On benchmarks, the picture deserves a close read. Mistral reports a top score of 85.20 on OlmOCRBench and 93.07 on OmniDocBench. The company also conducted a human preference evaluation across 600 documents, finding its model preferred over competitors in the majority of head-to-head comparisons. What the release announcement does not include is verification from an independent testing organization. Every benchmark figure in the post comes from Mistral’s own internal reproduction of competitor results, and the post itself flags known scoring artifacts: ground-truth errors in the reference annotations, LaTeX rendering mismatches counted as failures, and column-ordering assumptions that penalize correct output. Mistral’s candor about these limitations is unusual and useful, but it does not substitute for a third-party audit. One customer quoted in the post, Rogo AI engineer Aidan Donohue, cited equivalent accuracy to a prior agentic parser at roughly 8x lower cost and 17x lower latency. That figure is unverified and came from a customer testimonial, not a controlled benchmark.

The 170-language coverage spans eight language groups, and Mistral says the gap over competitors is widest for specialized and low-resource languages, specifically naming Hindi, Georgian, Bengali, Armenian, and others in that category.
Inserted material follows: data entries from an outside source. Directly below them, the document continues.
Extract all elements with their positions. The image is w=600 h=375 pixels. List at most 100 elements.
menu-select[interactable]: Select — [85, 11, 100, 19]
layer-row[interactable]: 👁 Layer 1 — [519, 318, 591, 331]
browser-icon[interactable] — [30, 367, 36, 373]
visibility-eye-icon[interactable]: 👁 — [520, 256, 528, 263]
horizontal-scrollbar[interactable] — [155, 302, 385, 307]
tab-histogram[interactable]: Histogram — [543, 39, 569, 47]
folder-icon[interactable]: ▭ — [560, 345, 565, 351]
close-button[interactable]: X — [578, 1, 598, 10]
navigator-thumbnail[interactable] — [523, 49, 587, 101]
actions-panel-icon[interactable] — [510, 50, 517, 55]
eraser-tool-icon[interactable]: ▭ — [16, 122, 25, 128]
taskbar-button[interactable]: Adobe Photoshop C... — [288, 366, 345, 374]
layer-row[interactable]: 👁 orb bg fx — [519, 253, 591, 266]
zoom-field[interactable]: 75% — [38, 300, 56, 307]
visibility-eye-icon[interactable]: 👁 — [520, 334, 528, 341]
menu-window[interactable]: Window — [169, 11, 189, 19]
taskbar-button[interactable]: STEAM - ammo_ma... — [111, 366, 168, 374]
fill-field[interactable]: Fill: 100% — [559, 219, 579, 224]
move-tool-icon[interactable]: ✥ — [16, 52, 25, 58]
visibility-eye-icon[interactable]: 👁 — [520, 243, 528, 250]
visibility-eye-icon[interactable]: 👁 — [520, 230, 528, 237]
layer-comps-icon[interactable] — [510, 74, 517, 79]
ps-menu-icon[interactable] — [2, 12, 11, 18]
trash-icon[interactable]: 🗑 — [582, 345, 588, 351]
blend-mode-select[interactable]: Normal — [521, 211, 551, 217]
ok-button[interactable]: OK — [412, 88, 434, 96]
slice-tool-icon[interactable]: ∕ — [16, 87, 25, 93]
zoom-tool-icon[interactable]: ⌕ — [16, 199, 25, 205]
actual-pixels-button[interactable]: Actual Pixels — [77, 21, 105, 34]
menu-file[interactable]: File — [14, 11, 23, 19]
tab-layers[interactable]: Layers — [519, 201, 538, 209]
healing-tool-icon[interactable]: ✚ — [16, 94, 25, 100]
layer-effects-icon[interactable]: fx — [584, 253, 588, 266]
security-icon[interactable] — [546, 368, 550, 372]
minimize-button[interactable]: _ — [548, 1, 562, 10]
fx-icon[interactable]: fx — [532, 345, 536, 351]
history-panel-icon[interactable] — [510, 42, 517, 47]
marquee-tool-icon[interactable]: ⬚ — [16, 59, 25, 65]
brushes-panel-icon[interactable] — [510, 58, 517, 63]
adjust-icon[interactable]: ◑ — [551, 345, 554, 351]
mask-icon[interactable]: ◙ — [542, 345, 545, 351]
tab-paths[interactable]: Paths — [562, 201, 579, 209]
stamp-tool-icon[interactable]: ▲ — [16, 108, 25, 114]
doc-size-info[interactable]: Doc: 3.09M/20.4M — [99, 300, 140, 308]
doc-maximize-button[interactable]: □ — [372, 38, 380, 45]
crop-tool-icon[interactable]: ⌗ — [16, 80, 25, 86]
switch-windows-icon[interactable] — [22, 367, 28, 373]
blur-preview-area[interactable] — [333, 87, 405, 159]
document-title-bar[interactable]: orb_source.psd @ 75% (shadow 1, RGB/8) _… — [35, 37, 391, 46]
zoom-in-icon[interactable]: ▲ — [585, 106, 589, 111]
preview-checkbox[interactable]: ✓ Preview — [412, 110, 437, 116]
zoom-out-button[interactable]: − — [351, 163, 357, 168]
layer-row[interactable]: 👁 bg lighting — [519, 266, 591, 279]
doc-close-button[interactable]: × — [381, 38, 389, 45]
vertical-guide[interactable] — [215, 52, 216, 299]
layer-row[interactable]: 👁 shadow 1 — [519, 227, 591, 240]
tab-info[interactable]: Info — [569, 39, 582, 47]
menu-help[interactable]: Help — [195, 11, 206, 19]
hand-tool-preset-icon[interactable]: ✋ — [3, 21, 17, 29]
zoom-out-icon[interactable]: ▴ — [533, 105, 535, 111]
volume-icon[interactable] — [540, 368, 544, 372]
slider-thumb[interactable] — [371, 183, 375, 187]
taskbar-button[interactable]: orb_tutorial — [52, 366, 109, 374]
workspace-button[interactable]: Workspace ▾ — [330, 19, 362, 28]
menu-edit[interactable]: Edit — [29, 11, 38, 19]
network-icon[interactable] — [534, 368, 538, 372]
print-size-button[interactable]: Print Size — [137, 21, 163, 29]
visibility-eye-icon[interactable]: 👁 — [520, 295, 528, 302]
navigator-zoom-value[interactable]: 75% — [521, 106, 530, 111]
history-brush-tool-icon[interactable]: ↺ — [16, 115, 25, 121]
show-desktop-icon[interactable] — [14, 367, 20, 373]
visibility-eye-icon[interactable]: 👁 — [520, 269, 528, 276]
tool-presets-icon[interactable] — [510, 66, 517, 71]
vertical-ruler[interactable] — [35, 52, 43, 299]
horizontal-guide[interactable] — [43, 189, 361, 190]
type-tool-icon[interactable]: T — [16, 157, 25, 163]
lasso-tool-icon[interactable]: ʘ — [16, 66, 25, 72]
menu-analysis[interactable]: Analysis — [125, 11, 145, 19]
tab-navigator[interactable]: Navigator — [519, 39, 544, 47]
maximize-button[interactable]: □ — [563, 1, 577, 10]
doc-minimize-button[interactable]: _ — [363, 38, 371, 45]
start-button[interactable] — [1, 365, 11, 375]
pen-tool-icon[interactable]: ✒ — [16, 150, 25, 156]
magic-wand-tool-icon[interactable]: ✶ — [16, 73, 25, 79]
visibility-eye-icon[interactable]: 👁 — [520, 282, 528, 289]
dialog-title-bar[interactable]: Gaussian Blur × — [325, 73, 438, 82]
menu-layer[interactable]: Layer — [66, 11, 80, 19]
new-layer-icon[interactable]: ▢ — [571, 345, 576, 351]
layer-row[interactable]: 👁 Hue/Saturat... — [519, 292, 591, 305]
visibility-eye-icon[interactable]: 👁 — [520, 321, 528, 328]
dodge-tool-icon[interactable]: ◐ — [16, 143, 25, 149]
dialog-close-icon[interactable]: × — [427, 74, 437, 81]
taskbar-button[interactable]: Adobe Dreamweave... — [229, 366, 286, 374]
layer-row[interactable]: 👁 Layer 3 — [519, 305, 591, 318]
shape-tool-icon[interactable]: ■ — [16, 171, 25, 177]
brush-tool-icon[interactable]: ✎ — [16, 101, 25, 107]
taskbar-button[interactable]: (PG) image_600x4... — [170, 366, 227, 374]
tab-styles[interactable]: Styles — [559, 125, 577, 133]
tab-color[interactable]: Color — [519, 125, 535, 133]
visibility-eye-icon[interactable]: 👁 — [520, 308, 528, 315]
Teams processing multilingual archives or non-European document sets have historically had to accept significant accuracy degradation from cloud OCR services on these languages. If Mistral’s internal multilingual evaluation holds under external scrutiny, that is a genuine differentiator for enterprises with global document workflows.
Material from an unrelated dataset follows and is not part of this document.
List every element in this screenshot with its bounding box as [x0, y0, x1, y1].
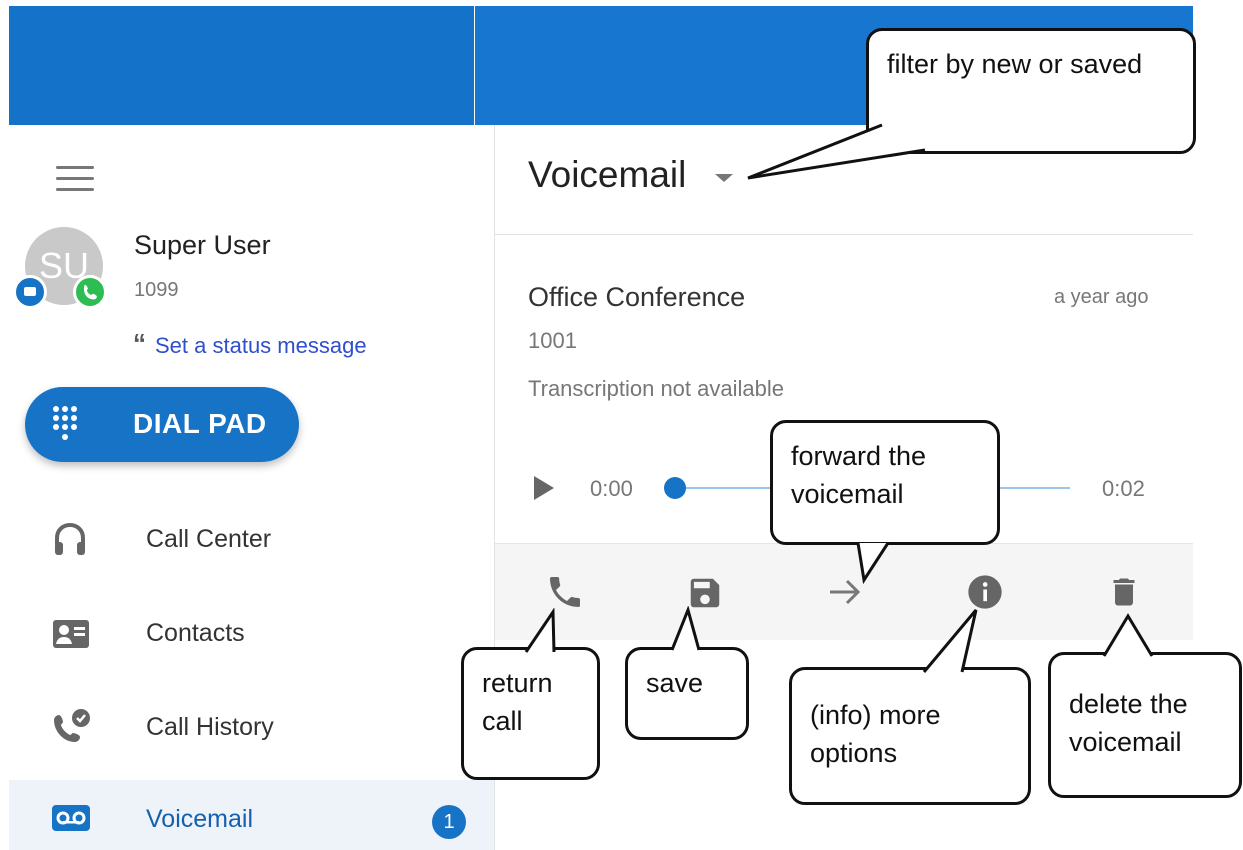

The self-hosting option is worth noting separately. OCR 4 is compact enough to run in a single container, which means organizations with data-residency requirements can keep documents inside their own infrastructure without routing to a cloud API. That closes a gap that has forced many regulated enterprises to maintain separate, often inferior, on-premise OCR stacks. Availability through Amazon SageMaker and Microsoft Foundry extends the reach into environments where teams already manage cloud spend through existing agreements.

OCR 4 integrates with Mistral’s Search Toolkit, the open-source composable search framework the company announced at the AI Now Summit. The connection is practical: OCR output feeds directly into Search Toolkit’s ingestion and retrieval pipeline, providing citation-ready structured blocks for enterprise search builds.

Teams evaluating document extraction infrastructure should run OCR 4 on their own document corpus, particularly if the corpus is multilingual or math-heavy. Mistral explicitly recommends this and the cost structure at $2 per 1,000 pages on the Batch API makes a substantial evaluation sample affordable before any production commitment.